Further, according to the results in Table 4, ε _r decreases and Qu increases with increasing SnO ₂ , but τ _f shifts to the negative side. On the other hand, due to the decrease of SnO ₂ ,
ε _r improves, Qu decreases, and τ _f shifts to the positive side. In addition, according to the results of Table 5, the porcelain composition of the present invention (Examples 1 and 2) was compared with the conventional ZnO-based porcelain composition (Comparative Examples 1 and 2) to determine the type of ZrO ₂ component raw material. Even if changed, the difference between each performance (especially ε _r and τ _f ) is small,
Of these, τ _f is particularly small. Furthermore, the SE of the sintered body
According to M analysis (not shown), remarkable grain growth was observed regardless of whether the high-purity ZrO ₂ product or the low-purity ZrO ₂ product was used. The one with high powder activity) is stronger. Further, when the low-purity ZrO ₂ was used, many cracks were observed in the sintered body (not shown). This is due to the composition densification (SE
It is considered that the time of firing (when the temperature was lowered) was entered by M analysis.

The present invention is not limited to the specific examples described above, and various modifications may be made within the scope of the present invention depending on the purpose and application. That is,
Various calcination conditions such as the calcination temperature and the calcination conditions such as the calcination temperature can be selected. Further, as for the oxide, it is possible to use another compound which becomes an oxide by heating.

[0023]

In the dielectric ceramic composition of the present invention,
By adjusting the amount of MnO ₂ added, Qu and ε
_While maintaining _r in a practical (high) characteristic range, τ _f can be brought close to zero or adjusted to desired values on the plus side and minus side centered on zero, so a very good performance balance. Excellent in. Further, even if the type of powder of the ZrO ₂ component raw material is changed, extremely stable performance is exhibited.
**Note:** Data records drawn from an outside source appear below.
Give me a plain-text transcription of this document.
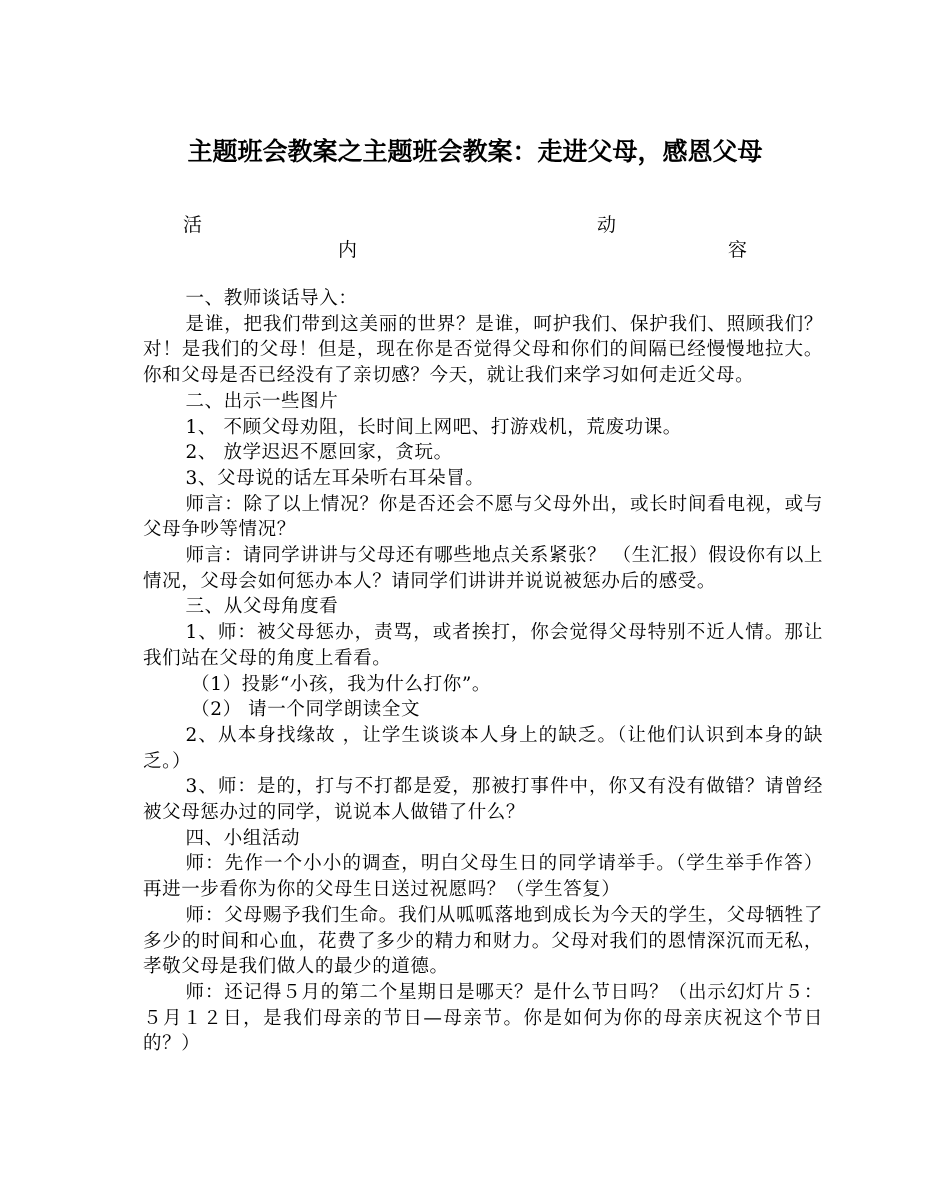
主题班会教案之主题班会教案：走进父母，感恩父母
活	动
内	容

一、教师谈话导入：

是谁，把我们带到这美丽的世界？是谁，呵护我们、保护我们、照顾我们？对！是我们的父母！但是，现在你是否觉得父母和你们的间隔已经慢慢地拉大。你和父母是否已经没有了亲切感？今天，就让我们来学习如何走近父母。

二、出示一些图片

1、 不顾父母劝阻，长时间上网吧、打游戏机，荒废功课。

2、 放学迟迟不愿回家，贪玩。

3、父母说的话左耳朵听右耳朵冒。

师言：除了以上情况？你是否还会不愿与父母外出，或长时间看电视，或与父母争吵等情况？

师言：请同学讲讲与父母还有哪些地点关系紧张？ （生汇报）假设你有以上情况，父母会如何惩办本人？请同学们讲讲并说说被惩办后的感受。

三、从父母角度看

1、师：被父母惩办，责骂，或者挨打，你会觉得父母特别不近人情。那让我们站在父母的角度上看看。

（1）投影“小孩，我为什么打你”。

（2） 请一个同学朗读全文

2、从本身找缘故 ，让学生谈谈本人身上的缺乏。（让他们认识到本身的缺乏。）

3、师：是的，打与不打都是爱，那被打事件中，你又有没有做错？请曾经被父母惩办过的同学，说说本人做错了什么？

四、小组活动

师：先作一个小小的调查，明白父母生日的同学请举手。（学生举手作答）再进一步看你为你的父母生日送过祝愿吗？（学生答复）

师：父母赐予我们生命。我们从呱呱落地到成长为今天的学生，父母牺牲了多少的时间和心血，花费了多少的精力和财力。父母对我们的恩情深沉而无私，孝敬父母是我们做人的最少的道德。

师：还记得５月的第二个星期日是哪天？是什么节日吗？（出示幻灯片５：５月１２日，是我们母亲的节日—母亲节。你是如何为你的母亲庆祝这个节日的？）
According to the production method of the present invention, the porcelain composition which is stable and has an excellent performance balance can be easily produced.

[Brief description of drawings]

FIG. 1 [(Zr _0.8 Sn _0.2 ) TiO ₄ + ( _{0.3 to}
0.8) wt% MnO ₂ ] In the porcelain composition, MnO
It is a graph which shows the relationship between ₂ quantity and Qu.
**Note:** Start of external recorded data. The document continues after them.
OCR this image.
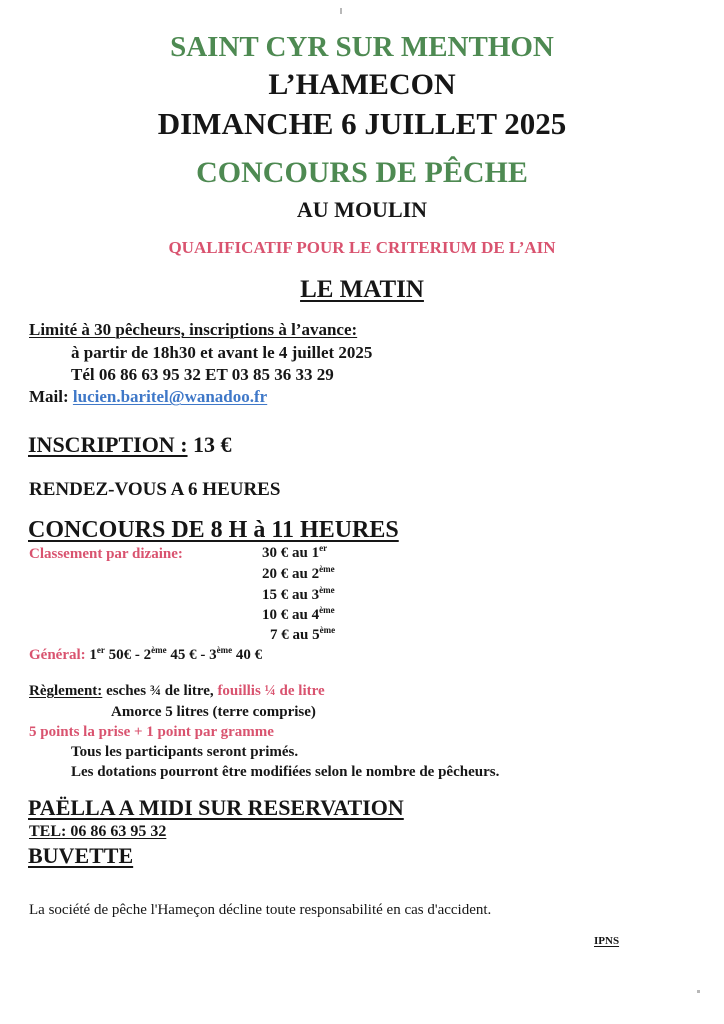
SAINT CYR SUR MENTHON
L’HAMECON
DIMANCHE 6 JUILLET 2025
CONCOURS DE PÊCHE
AU MOULIN
QUALIFICATIF POUR LE CRITERIUM DE L’AIN
LE MATIN
Limité à 30 pêcheurs, inscriptions à l’avance:
à partir de 18h30 et avant le 4 juillet 2025
Tél 06 86 63 95 32 ET 03 85 36 33 29
Mail: lucien.baritel@wanadoo.fr
INSCRIPTION : 13 €
RENDEZ-VOUS A 6 HEURES
CONCOURS DE 8 H à 11 HEURES
Classement par dizaine:	30 € au 1er
20 € au 2ème
15 € au 3ème
10 € au 4ème
7 € au 5ème
Général: 1er 50€ - 2ème 45 € - 3ème 40 €
Règlement: esches ¾ de litre, fouillis ¼ de litre
Amorce 5 litres (terre comprise)
5 points la prise + 1 point par gramme
Tous les participants seront primés.
Les dotations pourront être modifiées selon le nombre de pêcheurs.
PAËLLA A MIDI SUR RESERVATION
TEL: 06 86 63 95 32
BUVETTE
La société de pêche l'Hameçon décline toute responsabilité en cas d'accident.
IPNS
FIG. 2 shows the porcelain composition shown in FIG.
8 is a graph showing the relationship between the amount of MnO ₂ (0.8 wt%) and ε _r .

3] In the porcelain composition shown in FIG.
8 is a graph showing the relationship between the amount of MnO ₂ (0.8 wt%) and τ _f .

4] In the porcelain composition shown in FIG.
8 is a graph showing the relationship between the amount of MnO ₂ (0.8 wt%) and the sintered density.

FIG. 5 [(Zr _0.8 Sn _0.2 ) TiO ₄ + ( _{0.3 to}
8 is a graph showing the relationship between the calcination temperature and Qu in a 0.8) wt% MnO ₂ ] porcelain composition.

6 is a graph showing the relationship between calcination temperature and ε _r in the porcelain composition shown in FIG.

7 is a graph showing the relationship between calcination temperature and τ _f in the porcelain composition shown in FIG.

Claims (2)

[Claims] 1. (Zr _1-X Sn _X ) TiO ₄ (provided that 0.
1 ≦ x ≦ 0.3) as a main component, and 0.1 to 1.0 part by weight of MnO ₂ is added to 100 parts by weight of the above (Zr _1-x Sn _x ) TiO _4. A microwave dielectric porcelain composition characterized by being contained. 2. ZrO ₂ powder, SnO ₂ powder and TiO _2.
2 powders (Zr _1-X Sn _X ) TiO ₄ (where 0.1 ≦ x
≦ 0.3) and the compounding ratio of MnO ₂ powder is 0.1 to 1.0 parts by weight with respect to 100 parts by weight of (Zr _{1 -X} Sn _x ) TiO ₄ described above. As described above, and then calcinated in the atmosphere at a temperature of 900 to 1100 ° C., and then pulverized by adding a predetermined organic binder and water to the calcinated powder, and then freeze the pulverized product. A method for producing a microwave dielectric ceramic composition, which comprises granulating by drying, then shaping the granulated powder into a predetermined shape, and firing at 1350 to 1425 ° C. in an air atmosphere.